The Pareto(IV/III/II) Distributions

Density, distribution function, quantile function and random generation for the Pareto(IV/III/II) distributions.

dparetoIV(x, location = 0, scale = 1, inequality = 1, shape = 1,
          log = FALSE)
pparetoIV(q, location = 0, scale = 1, inequality = 1, shape = 1,
          lower.tail = TRUE, log.p = FALSE)
qparetoIV(p, location = 0, scale = 1, inequality = 1, shape = 1,
          lower.tail = TRUE, log.p = FALSE)
rparetoIV(n, location = 0, scale = 1, inequality = 1, shape = 1)
dparetoIII(x, location = 0, scale = 1, inequality = 1, log = FALSE)
pparetoIII(q, location = 0, scale = 1, inequality = 1,
           lower.tail = TRUE, log.p = FALSE)
qparetoIII(p, location = 0, scale = 1, inequality = 1,
           lower.tail = TRUE, log.p = FALSE)
rparetoIII(n, location = 0, scale = 1, inequality = 1)
dparetoII(x, location = 0, scale = 1, shape = 1, log = FALSE)
pparetoII(q, location = 0, scale = 1, shape = 1,
          lower.tail = TRUE, log.p = FALSE)
qparetoII(p, location = 0, scale = 1, shape = 1,
          lower.tail = TRUE, log.p = FALSE)
rparetoII(n, location = 0, scale = 1, shape = 1)
dparetoI(x, scale = 1, shape = 1, log = FALSE)
pparetoI(q, scale = 1, shape = 1,
         lower.tail = TRUE, log.p = FALSE)
qparetoI(p, scale = 1, shape = 1,
         lower.tail = TRUE, log.p = FALSE)
rparetoI(n, scale = 1, shape = 1)

Arguments

x, q

vector of quantiles.

p

vector of probabilities.

n

number of observations. Same as in runif.

location

the location parameter.

scale, shape, inequality

the (positive) scale, inequality and shape parameters.

log

Logical. If log = TRUE then the logarithm of the density is returned.

lower.tail, log.p

Same meaning as in pnorm or qnorm.

Value

Functions beginning with the letters d give the density, p give the distribution function, q give the quantile function, and r generates random deviates.

References

Brazauskas, V. (2003). Information matrix for Pareto(IV), Burr, and related distributions. Comm. Statist. Theory and Methods 32, 315–325.

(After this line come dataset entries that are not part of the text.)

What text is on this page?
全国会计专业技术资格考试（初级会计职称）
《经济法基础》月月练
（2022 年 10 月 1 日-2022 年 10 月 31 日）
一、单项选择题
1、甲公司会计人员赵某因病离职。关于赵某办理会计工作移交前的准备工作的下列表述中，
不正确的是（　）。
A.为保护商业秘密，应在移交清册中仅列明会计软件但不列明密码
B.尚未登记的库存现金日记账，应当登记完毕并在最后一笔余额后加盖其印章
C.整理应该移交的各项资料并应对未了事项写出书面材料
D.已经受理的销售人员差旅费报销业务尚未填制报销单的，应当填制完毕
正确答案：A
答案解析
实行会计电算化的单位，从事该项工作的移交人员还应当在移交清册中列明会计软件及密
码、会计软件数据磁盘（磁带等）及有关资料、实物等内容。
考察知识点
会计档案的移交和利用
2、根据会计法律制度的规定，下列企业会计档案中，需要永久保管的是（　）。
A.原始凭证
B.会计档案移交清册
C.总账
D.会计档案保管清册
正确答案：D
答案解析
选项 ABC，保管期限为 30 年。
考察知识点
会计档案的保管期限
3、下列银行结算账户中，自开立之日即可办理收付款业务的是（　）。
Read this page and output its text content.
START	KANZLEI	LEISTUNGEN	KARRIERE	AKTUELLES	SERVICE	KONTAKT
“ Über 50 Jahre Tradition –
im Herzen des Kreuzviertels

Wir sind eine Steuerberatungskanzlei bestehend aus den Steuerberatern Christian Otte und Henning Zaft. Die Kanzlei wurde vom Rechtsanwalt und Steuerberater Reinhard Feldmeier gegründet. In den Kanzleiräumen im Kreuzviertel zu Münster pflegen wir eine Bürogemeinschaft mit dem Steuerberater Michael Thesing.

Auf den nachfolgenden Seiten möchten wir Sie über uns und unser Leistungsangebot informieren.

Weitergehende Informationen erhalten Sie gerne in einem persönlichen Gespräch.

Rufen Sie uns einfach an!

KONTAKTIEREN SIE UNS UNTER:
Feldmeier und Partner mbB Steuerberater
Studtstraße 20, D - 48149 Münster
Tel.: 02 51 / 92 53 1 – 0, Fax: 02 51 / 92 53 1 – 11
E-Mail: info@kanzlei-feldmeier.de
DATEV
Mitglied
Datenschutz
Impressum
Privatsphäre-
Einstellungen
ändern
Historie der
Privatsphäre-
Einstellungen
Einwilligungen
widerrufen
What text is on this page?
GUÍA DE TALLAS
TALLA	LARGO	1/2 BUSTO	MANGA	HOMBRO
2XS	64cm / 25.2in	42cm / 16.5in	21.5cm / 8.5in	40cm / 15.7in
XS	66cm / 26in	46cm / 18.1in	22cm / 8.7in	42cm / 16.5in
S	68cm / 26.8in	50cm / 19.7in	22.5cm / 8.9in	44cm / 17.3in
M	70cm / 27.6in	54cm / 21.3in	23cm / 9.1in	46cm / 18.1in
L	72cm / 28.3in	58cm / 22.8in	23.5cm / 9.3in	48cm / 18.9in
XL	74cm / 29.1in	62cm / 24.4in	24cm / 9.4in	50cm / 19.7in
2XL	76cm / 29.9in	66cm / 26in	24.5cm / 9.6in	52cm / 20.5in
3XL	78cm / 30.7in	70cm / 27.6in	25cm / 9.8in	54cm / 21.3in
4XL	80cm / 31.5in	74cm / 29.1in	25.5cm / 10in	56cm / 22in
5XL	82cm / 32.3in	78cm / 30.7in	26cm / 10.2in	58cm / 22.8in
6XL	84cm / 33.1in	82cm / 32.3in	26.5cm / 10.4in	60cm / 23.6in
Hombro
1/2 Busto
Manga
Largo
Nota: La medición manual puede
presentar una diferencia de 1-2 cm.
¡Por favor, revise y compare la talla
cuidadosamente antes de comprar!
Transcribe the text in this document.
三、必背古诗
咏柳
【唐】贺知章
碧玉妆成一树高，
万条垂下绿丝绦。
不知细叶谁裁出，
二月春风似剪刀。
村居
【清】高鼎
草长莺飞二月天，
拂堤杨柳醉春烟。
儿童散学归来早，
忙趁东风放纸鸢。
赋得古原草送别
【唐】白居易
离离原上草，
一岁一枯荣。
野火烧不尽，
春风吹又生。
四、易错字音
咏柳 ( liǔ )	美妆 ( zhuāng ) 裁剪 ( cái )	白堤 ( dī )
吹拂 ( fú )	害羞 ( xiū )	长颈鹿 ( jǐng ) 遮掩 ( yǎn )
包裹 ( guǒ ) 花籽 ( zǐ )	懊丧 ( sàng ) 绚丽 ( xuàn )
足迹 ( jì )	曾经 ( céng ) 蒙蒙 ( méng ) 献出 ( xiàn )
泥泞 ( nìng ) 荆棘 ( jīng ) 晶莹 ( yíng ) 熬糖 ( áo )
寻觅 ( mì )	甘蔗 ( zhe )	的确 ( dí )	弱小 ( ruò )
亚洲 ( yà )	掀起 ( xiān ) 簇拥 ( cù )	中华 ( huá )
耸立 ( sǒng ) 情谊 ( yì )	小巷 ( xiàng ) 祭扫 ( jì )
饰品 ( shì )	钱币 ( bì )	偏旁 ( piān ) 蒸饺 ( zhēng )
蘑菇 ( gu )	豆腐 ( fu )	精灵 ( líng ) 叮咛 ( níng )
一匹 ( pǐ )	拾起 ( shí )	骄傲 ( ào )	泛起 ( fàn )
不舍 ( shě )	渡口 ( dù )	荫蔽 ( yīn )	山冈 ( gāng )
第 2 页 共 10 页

Arnold, B. C. (1983). Pareto Distributions. Fairland, Maryland: International Cooperative Publishing House.

Author

T. W. Yee and Kai Huang

Details

For the formulas and other details see paretoIV.

Note

The functions [dpqr]paretoI are the same as [dpqr]pareto except for a slight change in notation: \(s=k\) and \(b=\alpha\); see Pareto.

See also

paretoIV, Pareto.

Examples

if (FALSE) { # \dontrun{
x <- seq(-0.2, 4, by = 0.01)
loc <- 0; Scale <- 1; ineq <- 1; shape <- 1.0
plot(x, dparetoIV(x, loc, Scale, ineq, shape), type = "l",
     main = "Blue is density, orange is the CDF", col = "blue",
     sub = "Purple are 5,10,...,95 percentiles", ylim = 0:1,
     las = 1, ylab = "")
abline(h = 0, col = "blue", lty = 2)
Q <- qparetoIV(seq(0.05, 0.95,by = 0.05), loc, Scale, ineq, shape)
lines(Q, dparetoIV(Q, loc, Scale, ineq, shape), col = "purple",
      lty = 3, type = "h")
lines(x, pparetoIV(x, loc, Scale, ineq, shape), col = "orange")
abline(h = 0, lty = 2)
} # }